Interleukin (IL)‐6, IL‐11 and cililary neurotrophic factor (CNTF) belong to the same family of hematopoietic and neurotrophic cytokines. Their receptor complexes contain a cytokine‐binding α receptor and the common glycoprotein (gp)130 subunit for signal transduction. The extracellular parts of the α‐receptor subunits consist of a membrane‐proximal cytokine‐binding domain and an N‐terminal immunoglobulin (Ig)‐like domain with unknown function. We examined the role of the Ig‐like domain of IL‐6R by constructing deletion mutants lacking the Ig domain (IL‐6RΔIg and soluble IL‐6RΔIg). IL‐6RΔIg was shed as effectively as wild‐type IL‐6R from transfected COS‐7 cells upon 4β‐phorbol 12‐myristate 13‐acetate (PMA) treatment, whereas nonstimulated shedding of IL‐6RΔIg was not observed.
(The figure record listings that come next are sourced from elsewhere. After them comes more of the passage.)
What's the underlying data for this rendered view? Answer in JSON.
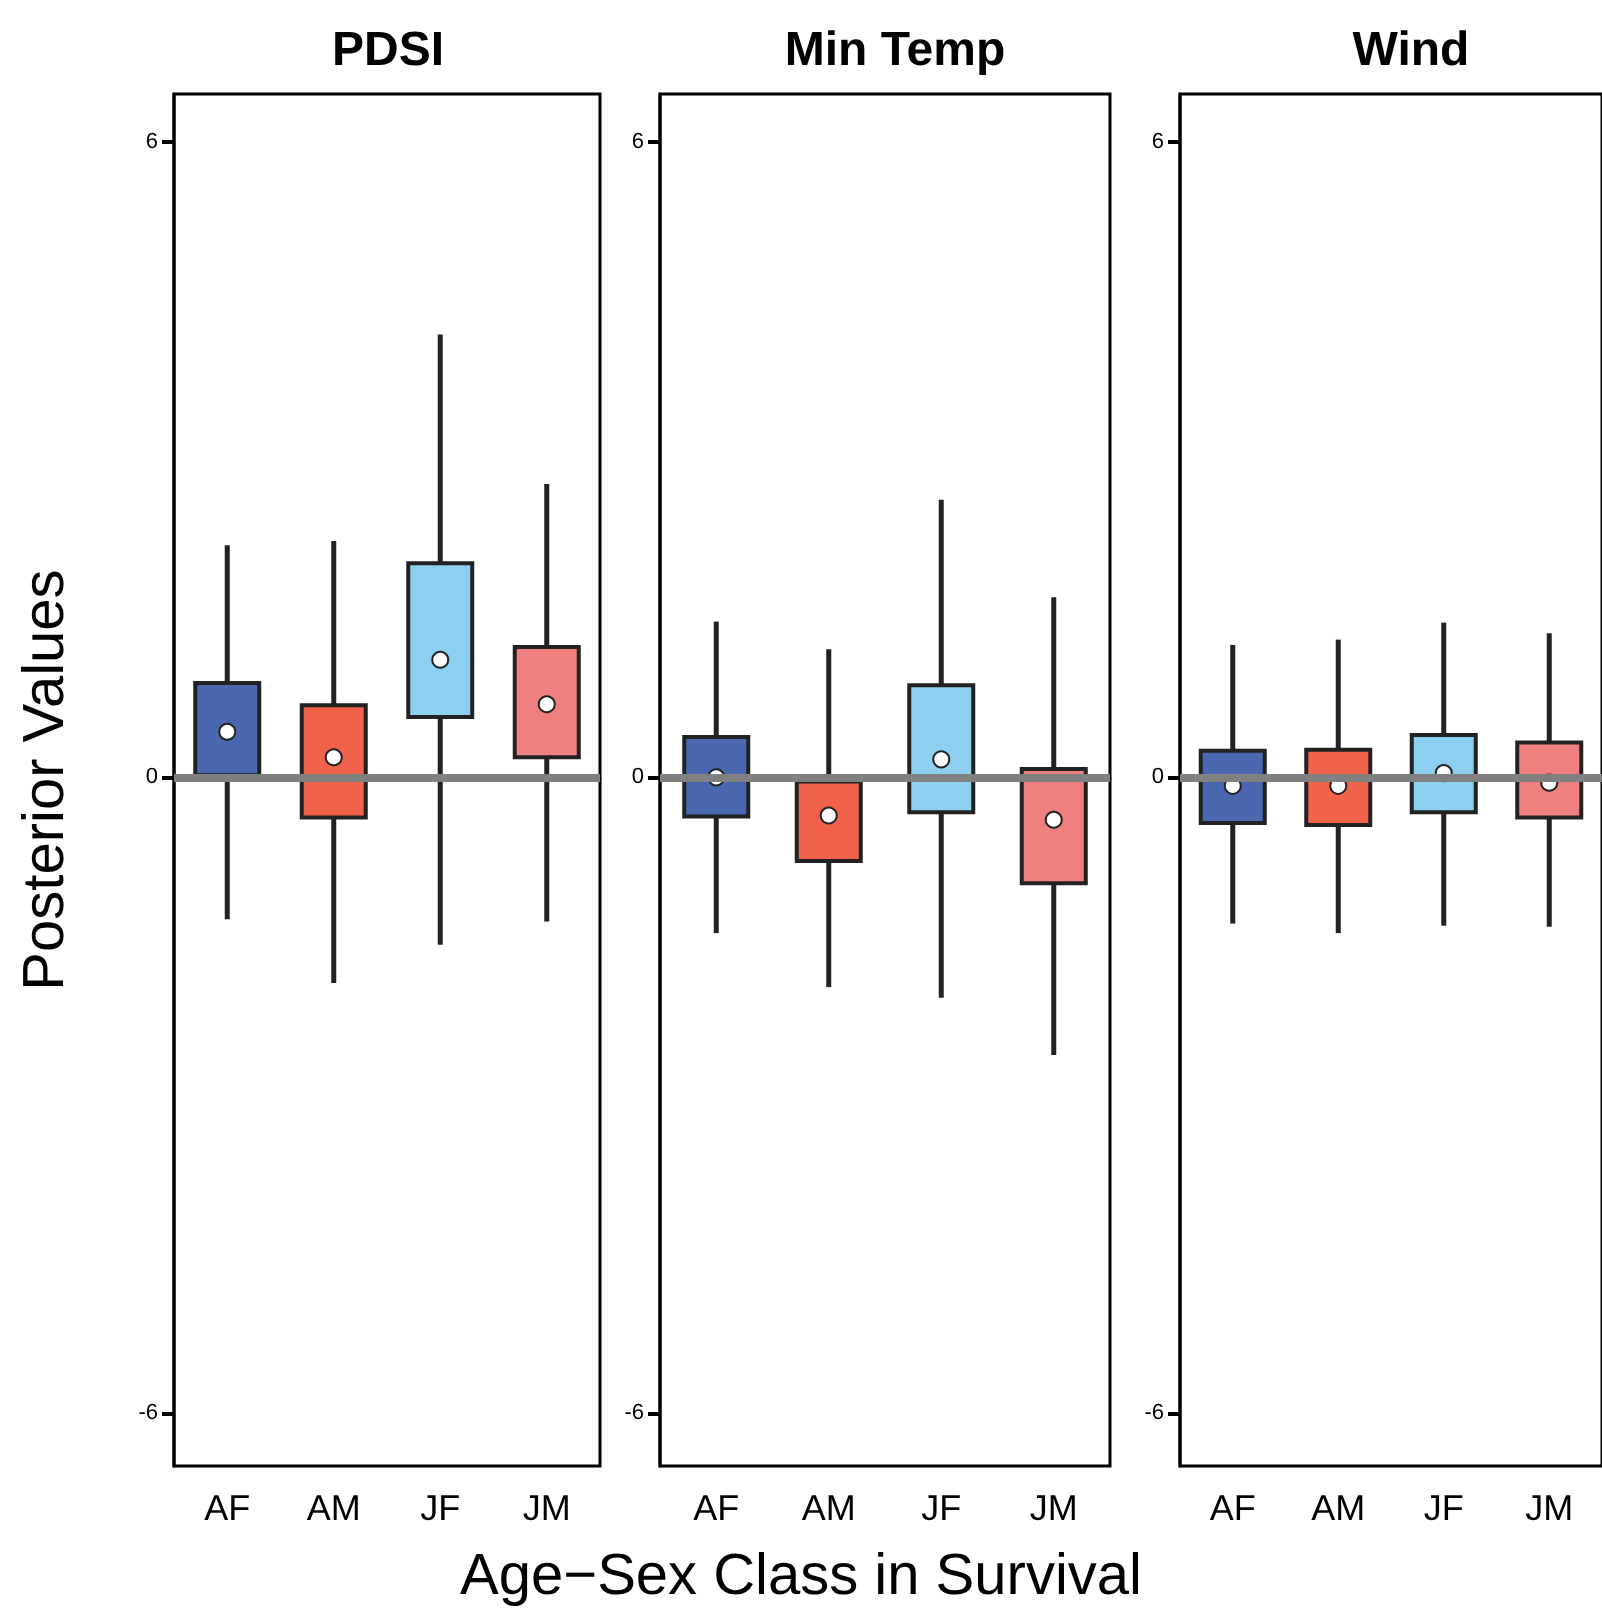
{
  "chart_data": [
    {
      "type": "box",
      "title": "PDSI",
      "ylabel": "Posterior Values",
      "categories": [
        "AF",
        "AM",
        "JF",
        "JM"
      ],
      "colors": [
        "#4a68b0",
        "#f0634a",
        "#8ccff0",
        "#f08080"
      ],
      "ylim": [
        -6.5,
        6.45
      ],
      "yticks": [
        -6,
        0,
        6
      ],
      "grid": false,
      "ref_lines": [
        {
          "axis": "y",
          "value": 0,
          "color": "#808080"
        }
      ],
      "boxes": [
        {
          "low": -1.34,
          "q1": 0.02,
          "median": 0.43,
          "q3": 0.89,
          "high": 2.19
        },
        {
          "low": -1.94,
          "q1": -0.38,
          "median": 0.19,
          "q3": 0.68,
          "high": 2.23
        },
        {
          "low": -1.58,
          "q1": 0.57,
          "median": 1.11,
          "q3": 2.02,
          "high": 4.18
        },
        {
          "low": -1.36,
          "q1": 0.19,
          "median": 0.69,
          "q3": 1.23,
          "high": 2.77
        }
      ]
    },
    {
      "type": "box",
      "title": "Min Temp",
      "xlabel": "Age−Sex Class in Survival",
      "categories": [
        "AF",
        "AM",
        "JF",
        "JM"
      ],
      "colors": [
        "#4a68b0",
        "#f0634a",
        "#8ccff0",
        "#f08080"
      ],
      "ylim": [
        -6.5,
        6.45
      ],
      "yticks": [
        -6,
        0,
        6
      ],
      "grid": false,
      "ref_lines": [
        {
          "axis": "y",
          "value": 0,
          "color": "#808080"
        }
      ],
      "boxes": [
        {
          "low": -1.47,
          "q1": -0.37,
          "median": 0.0,
          "q3": 0.38,
          "high": 1.47
        },
        {
          "low": -1.98,
          "q1": -0.79,
          "median": -0.36,
          "q3": -0.04,
          "high": 1.21
        },
        {
          "low": -2.08,
          "q1": -0.33,
          "median": 0.17,
          "q3": 0.87,
          "high": 2.62
        },
        {
          "low": -2.62,
          "q1": -1.0,
          "median": -0.4,
          "q3": 0.08,
          "high": 1.7
        }
      ]
    },
    {
      "type": "box",
      "title": "Wind",
      "categories": [
        "AF",
        "AM",
        "JF",
        "JM"
      ],
      "colors": [
        "#4a68b0",
        "#f0634a",
        "#8ccff0",
        "#f08080"
      ],
      "ylim": [
        -6.5,
        6.45
      ],
      "yticks": [
        -6,
        0,
        6
      ],
      "grid": false,
      "ref_lines": [
        {
          "axis": "y",
          "value": 0,
          "color": "#808080"
        }
      ],
      "boxes": [
        {
          "low": -1.38,
          "q1": -0.43,
          "median": -0.08,
          "q3": 0.25,
          "high": 1.25
        },
        {
          "low": -1.47,
          "q1": -0.45,
          "median": -0.08,
          "q3": 0.26,
          "high": 1.3
        },
        {
          "low": -1.4,
          "q1": -0.33,
          "median": 0.04,
          "q3": 0.4,
          "high": 1.46
        },
        {
          "low": -1.41,
          "q1": -0.38,
          "median": -0.05,
          "q3": 0.33,
          "high": 1.36
        }
      ]
    }
  ]
}
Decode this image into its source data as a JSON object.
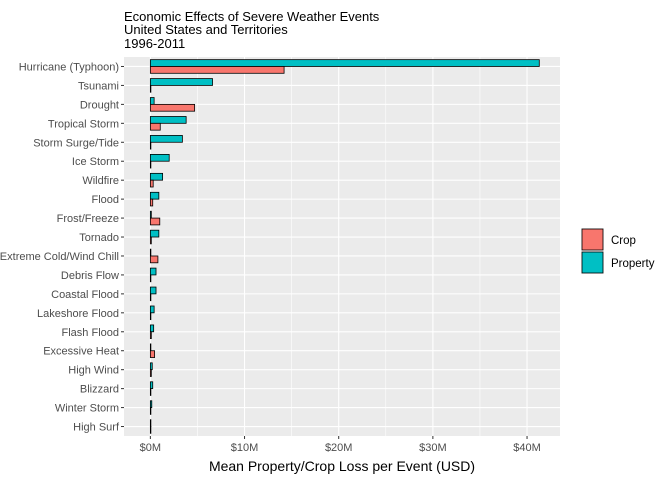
{
  "chart_data": {
    "type": "bar",
    "orientation": "horizontal",
    "title": [
      "Economic Effects of Severe Weather Events",
      "United States and Territories",
      "1996-2011"
    ],
    "xlabel": "Mean Property/Crop Loss per Event (USD)",
    "ylabel": "",
    "xlim": [
      -2.8,
      43.5
    ],
    "x_ticks": [
      0,
      10,
      20,
      30,
      40
    ],
    "x_tick_labels": [
      "$0M",
      "$10M",
      "$20M",
      "$30M",
      "$40M"
    ],
    "grid": true,
    "legend_position": "right",
    "categories": [
      "Hurricane (Typhoon)",
      "Tsunami",
      "Drought",
      "Tropical Storm",
      "Storm Surge/Tide",
      "Ice Storm",
      "Wildfire",
      "Flood",
      "Frost/Freeze",
      "Tornado",
      "Extreme Cold/Wind Chill",
      "Debris Flow",
      "Coastal Flood",
      "Lakeshore Flood",
      "Flash Flood",
      "Excessive Heat",
      "High Wind",
      "Blizzard",
      "Winter Storm",
      "High Surf"
    ],
    "series": [
      {
        "name": "Crop",
        "color": "#F8766D",
        "values": [
          14.2,
          0.02,
          4.7,
          1.05,
          0.0,
          0.05,
          0.3,
          0.25,
          1.0,
          0.1,
          0.8,
          0.0,
          0.0,
          0.0,
          0.1,
          0.45,
          0.1,
          0.0,
          0.05,
          0.0
        ]
      },
      {
        "name": "Property",
        "color": "#00BFC4",
        "values": [
          41.3,
          6.6,
          0.4,
          3.8,
          3.4,
          2.0,
          1.3,
          0.9,
          0.1,
          0.9,
          0.05,
          0.6,
          0.6,
          0.4,
          0.35,
          0.05,
          0.2,
          0.25,
          0.15,
          0.05
        ]
      }
    ]
  }
}
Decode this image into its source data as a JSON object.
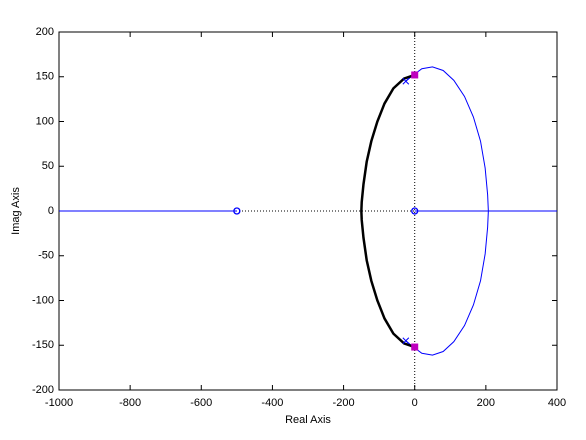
{
  "chart_data": {
    "type": "rootlocus",
    "xlabel": "Real Axis",
    "ylabel": "Imag Axis",
    "xlim": [
      -1000,
      400
    ],
    "ylim": [
      -200,
      200
    ],
    "xticks": [
      -1000,
      -800,
      -600,
      -400,
      -200,
      0,
      200,
      400
    ],
    "yticks": [
      -200,
      -150,
      -100,
      -50,
      0,
      50,
      100,
      150,
      200
    ],
    "series": [
      {
        "color": "#0000ff",
        "width": 1,
        "x": [
          -1000,
          -500
        ],
        "y": [
          0,
          0
        ]
      },
      {
        "color": "#0000ff",
        "width": 1,
        "x": [
          0,
          400
        ],
        "y": [
          0,
          0
        ]
      },
      {
        "color": "#0000ff",
        "width": 1,
        "x": [
          -25,
          -10,
          0,
          20,
          50,
          80,
          110,
          140,
          165,
          185,
          198,
          205,
          207,
          205,
          198,
          185,
          165,
          140,
          110,
          80,
          50,
          20,
          0,
          -10,
          -25
        ],
        "y": [
          145,
          150,
          153,
          159,
          161,
          157,
          146,
          128,
          105,
          78,
          48,
          18,
          0,
          -18,
          -48,
          -78,
          -105,
          -128,
          -146,
          -157,
          -161,
          -159,
          -153,
          -150,
          -145
        ]
      },
      {
        "color": "#000000",
        "width": 2.5,
        "x": [
          0,
          -30,
          -60,
          -85,
          -105,
          -122,
          -135,
          -144,
          -149,
          -150,
          -149,
          -144,
          -135,
          -122,
          -105,
          -85,
          -60,
          -30,
          0
        ],
        "y": [
          152,
          148,
          137,
          120,
          100,
          78,
          55,
          30,
          10,
          0,
          -10,
          -30,
          -55,
          -78,
          -100,
          -120,
          -137,
          -148,
          -152
        ]
      }
    ],
    "poles": {
      "color": "#0000ff",
      "x": [
        -25,
        -25
      ],
      "y": [
        145,
        -145
      ]
    },
    "zeros": {
      "color": "#0000ff",
      "x": [
        -500,
        0
      ],
      "y": [
        0,
        0
      ]
    },
    "selected": {
      "color": "#bf00bf",
      "x": [
        0,
        0
      ],
      "y": [
        152,
        -152
      ]
    }
  }
}
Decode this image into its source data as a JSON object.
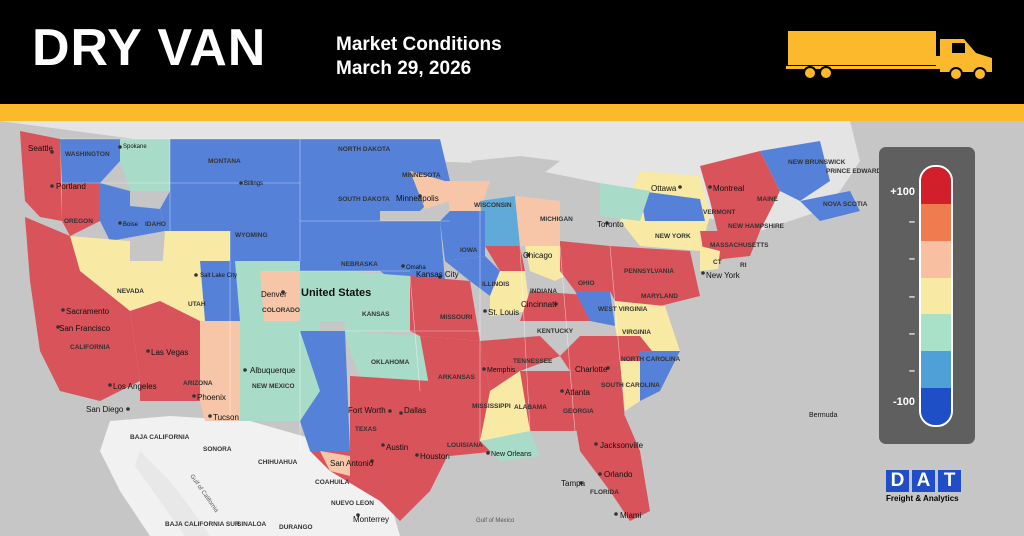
{
  "header": {
    "title": "DRY VAN",
    "subtitle_line1": "Market Conditions",
    "subtitle_line2": "March 29, 2026"
  },
  "colors": {
    "header_bg": "#000000",
    "accent_bar": "#fbb92b",
    "truck": "#fbb92b",
    "very_hot": "#d11f2b",
    "hot": "#ee7c4f",
    "warm": "#f8bfa0",
    "neutral": "#f8e9a5",
    "cool": "#a8e0c8",
    "cold": "#4fa0d6",
    "very_cold": "#1f4fc6",
    "logo_blue": "#1f4ec8"
  },
  "legend": {
    "top_label": "+100",
    "bottom_label": "-100",
    "tick_label": "–",
    "swatches": [
      "#d11f2b",
      "#ee7c4f",
      "#f8bfa0",
      "#f8e9a5",
      "#a8e0c8",
      "#4fa0d6",
      "#1f4fc6"
    ]
  },
  "map": {
    "country_label": "United States",
    "states": [
      "WASHINGTON",
      "MONTANA",
      "NORTH DAKOTA",
      "MINNESOTA",
      "SOUTH DAKOTA",
      "WISCONSIN",
      "MICHIGAN",
      "OREGON",
      "IDAHO",
      "WYOMING",
      "NEBRASKA",
      "IOWA",
      "ILLINOIS",
      "INDIANA",
      "OHIO",
      "PENNSYLVANIA",
      "NEW YORK",
      "VERMONT",
      "MAINE",
      "NEW HAMPSHIRE",
      "MASSACHUSETTS",
      "CT",
      "RI",
      "NEVADA",
      "UTAH",
      "COLORADO",
      "KANSAS",
      "MISSOURI",
      "KENTUCKY",
      "WEST VIRGINIA",
      "VIRGINIA",
      "MARYLAND",
      "CALIFORNIA",
      "ARIZONA",
      "NEW MEXICO",
      "OKLAHOMA",
      "ARKANSAS",
      "TENNESSEE",
      "NORTH CAROLINA",
      "SOUTH CAROLINA",
      "MISSISSIPPI",
      "ALABAMA",
      "GEORGIA",
      "TEXAS",
      "LOUISIANA",
      "FLORIDA",
      "NEW BRUNSWICK",
      "PRINCE EDWARD ISLAND",
      "NOVA SCOTIA",
      "BAJA CALIFORNIA",
      "SONORA",
      "CHIHUAHUA",
      "COAHUILA",
      "NUEVO LEON",
      "BAJA CALIFORNIA SUR",
      "SINALOA",
      "DURANGO"
    ],
    "cities": [
      "Seattle",
      "Spokane",
      "Portland",
      "Boise",
      "Billings",
      "Minneapolis",
      "Salt Lake City",
      "Denver",
      "Omaha",
      "Chicago",
      "Kansas City",
      "St. Louis",
      "Cincinnati",
      "Sacramento",
      "San Francisco",
      "Las Vegas",
      "Los Angeles",
      "San Diego",
      "Phoenix",
      "Tucson",
      "Albuquerque",
      "Fort Worth",
      "Dallas",
      "Austin",
      "San Antonio",
      "Houston",
      "Memphis",
      "New Orleans",
      "Atlanta",
      "Charlotte",
      "Jacksonville",
      "Orlando",
      "Tampa",
      "Miami",
      "Toronto",
      "Ottawa",
      "Montreal",
      "New York",
      "Monterrey",
      "Bermuda"
    ],
    "water": [
      "Gulf of California",
      "Gulf of Mexico"
    ]
  },
  "logo": {
    "letters": [
      "D",
      "A",
      "T"
    ],
    "tagline": "Freight & Analytics"
  }
}
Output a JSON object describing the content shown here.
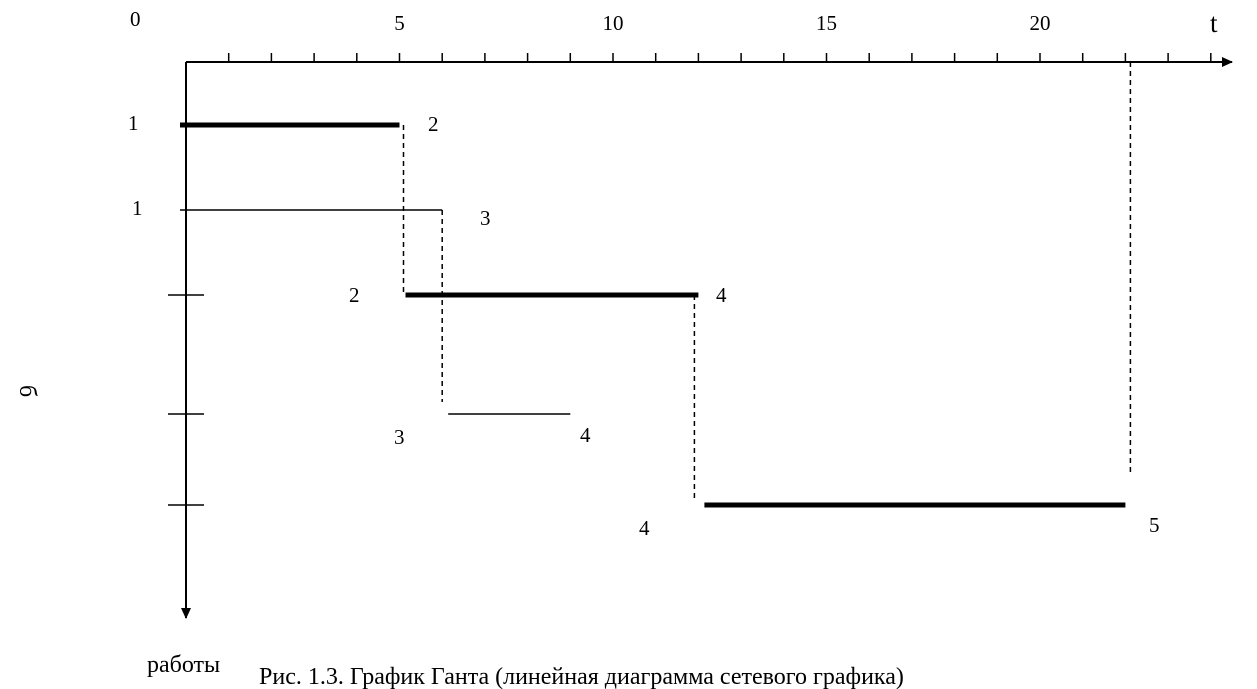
{
  "diagram": {
    "type": "gantt",
    "x_axis": {
      "label": "t",
      "origin_label": "0",
      "tick_labels": [
        {
          "value": 5,
          "label": "5"
        },
        {
          "value": 10,
          "label": "10"
        },
        {
          "value": 15,
          "label": "15"
        },
        {
          "value": 20,
          "label": "20"
        }
      ],
      "range": [
        0,
        24
      ]
    },
    "y_axis": {
      "label": "работы",
      "side_mark": "б"
    },
    "tasks": [
      {
        "start_event": "1",
        "end_event": "2",
        "start": 0,
        "end": 5,
        "critical": true
      },
      {
        "start_event": "1",
        "end_event": "3",
        "start": 0,
        "end": 6,
        "critical": false
      },
      {
        "start_event": "2",
        "end_event": "4",
        "start": 5,
        "end": 12,
        "critical": true
      },
      {
        "start_event": "3",
        "end_event": "4",
        "start": 6,
        "end": 9,
        "critical": false
      },
      {
        "start_event": "4",
        "end_event": "5",
        "start": 12,
        "end": 22,
        "critical": true
      }
    ],
    "caption": "Рис. 1.3. График Ганта (линейная диаграмма сетевого графика)"
  }
}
The shed sIL‐6RΔIg from PMA‐treated cells, as well as the transmembrane IL‐6RΔIg, had the same biological activity as wild‐type sIL‐6R, as measured by the induction of haptoglobin secretion in HepG2‐IL‐6 cells and IL‐6‐dependent proliferation of IL‐6RΔIg transfected BAF/gp130 cells. In COS‐7 cells transfected with IL‐6RΔIg or soluble IL‐6RΔIg cDNA, transport of the deletion mutants through the secretory pathway appeared to be delayed because a sizeable proportion of the mutants was detected as an endo‐β‐ N ‐acetylglucosaminidase‐sensitive intermediate, suggesting that transport and processing of the ΔIg mutants on the secretory pathway were impaired. These experiments suggest that the Ig‐like domain of the IL‐6R is important for intracellular transport of IL‐6R through the secretory pathway. Furthermore, the Ig‐like domain is necessary for noninduced shedding of the IL‐6R, whereas it has no function in PKC‐dependent shedding of the IL‐6R.